Pas facile d’avoir connu les feux des sunlights et de se retrouver dans l’ombre, petit à petit, sans vraiment comprendre pourquoi…Et alors que ses petits frères illégitimes de MÖTLEY ou RATT se hissaient au plus haut des charts et au plus profond du cœur des fans, QUIET RIOT se voyait condamné à la relégation en seconde division, tout en sortant des albums largement dignes d’intérêt. Certes, le clinquant, le mordant, l’apparat de diamant attirait la nouvelle génération dans le giron de la nouvelle scène de LA, certes, en perdant Kevin DuBrow, le groupe perdait en même temps un frontman explosif (un peu trop d’ailleurs), mais l’histoire les retiendra comme des VAN HALEN encore plus bigarrés qu’une troupe hirsute attendant devant le Strip mal garés. On se souviendra quand même que leur succès fut en grande partie dû à des reprises de SLADE bien senties, mais Metal Health, en tant que tel, se pose encore en testament d’une première partie d’histoire du Hard Rock américain flamboyant…

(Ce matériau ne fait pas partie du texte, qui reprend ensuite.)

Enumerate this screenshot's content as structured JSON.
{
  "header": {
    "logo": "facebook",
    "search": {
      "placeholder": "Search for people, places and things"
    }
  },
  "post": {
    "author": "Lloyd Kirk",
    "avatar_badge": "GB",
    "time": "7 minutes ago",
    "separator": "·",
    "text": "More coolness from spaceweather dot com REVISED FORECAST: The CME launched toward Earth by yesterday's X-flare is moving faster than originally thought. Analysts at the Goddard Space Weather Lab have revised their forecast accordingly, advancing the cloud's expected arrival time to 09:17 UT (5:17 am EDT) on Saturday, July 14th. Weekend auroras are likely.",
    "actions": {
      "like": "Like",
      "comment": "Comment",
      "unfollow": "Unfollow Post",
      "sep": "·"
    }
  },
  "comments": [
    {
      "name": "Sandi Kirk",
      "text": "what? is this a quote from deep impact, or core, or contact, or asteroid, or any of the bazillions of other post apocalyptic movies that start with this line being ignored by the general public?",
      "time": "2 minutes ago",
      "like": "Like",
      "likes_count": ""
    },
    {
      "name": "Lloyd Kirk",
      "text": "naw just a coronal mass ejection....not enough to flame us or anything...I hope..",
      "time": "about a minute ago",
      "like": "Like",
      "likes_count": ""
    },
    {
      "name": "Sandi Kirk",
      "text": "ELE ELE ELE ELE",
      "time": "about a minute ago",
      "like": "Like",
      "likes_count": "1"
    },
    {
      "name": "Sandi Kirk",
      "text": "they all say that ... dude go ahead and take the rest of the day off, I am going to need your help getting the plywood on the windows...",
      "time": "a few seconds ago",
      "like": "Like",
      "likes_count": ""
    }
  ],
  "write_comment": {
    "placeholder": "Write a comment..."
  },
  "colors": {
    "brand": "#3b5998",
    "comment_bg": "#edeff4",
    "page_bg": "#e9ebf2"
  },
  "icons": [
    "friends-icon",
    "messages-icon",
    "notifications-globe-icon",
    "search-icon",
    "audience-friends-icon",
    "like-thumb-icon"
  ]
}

Mais depuis…Depuis ? Beaucoup de choses, des aventures, des mésaventures, et puis, des disques bâclés, des tragédies à encaisser, et la mort du pauvre Kevin, le 19 novembre 2007, condamnant de fait le cogneur Frankie Banali à porter seul l’étendard de l’émeute peinarde. Depuis, un unique LP, Quiet Riot 10, plutôt sympathique mais un peu décousu, et puis un nouveau départ, vers d’autres horizons cette fois ci, du vocaliste Seann Nicols. En perte de repères, les résistants et restants (Alex Grossi – guitare depuis 2004, Chuck Wright – basse, en entrance/partance depuis 1982) se sont donc tournés vers une valeur pas si sûre, celle du hard-rockeur de service du télé-crochet American Idol, James Durbin, qui avait régalé les téléspectateurs de ses appropriations déchaînées de « Breaking The Law » et « Living After Midnight » du PRIEST célébré. Bon choix ?
Techniquement, assurément, formellement, pas forcément.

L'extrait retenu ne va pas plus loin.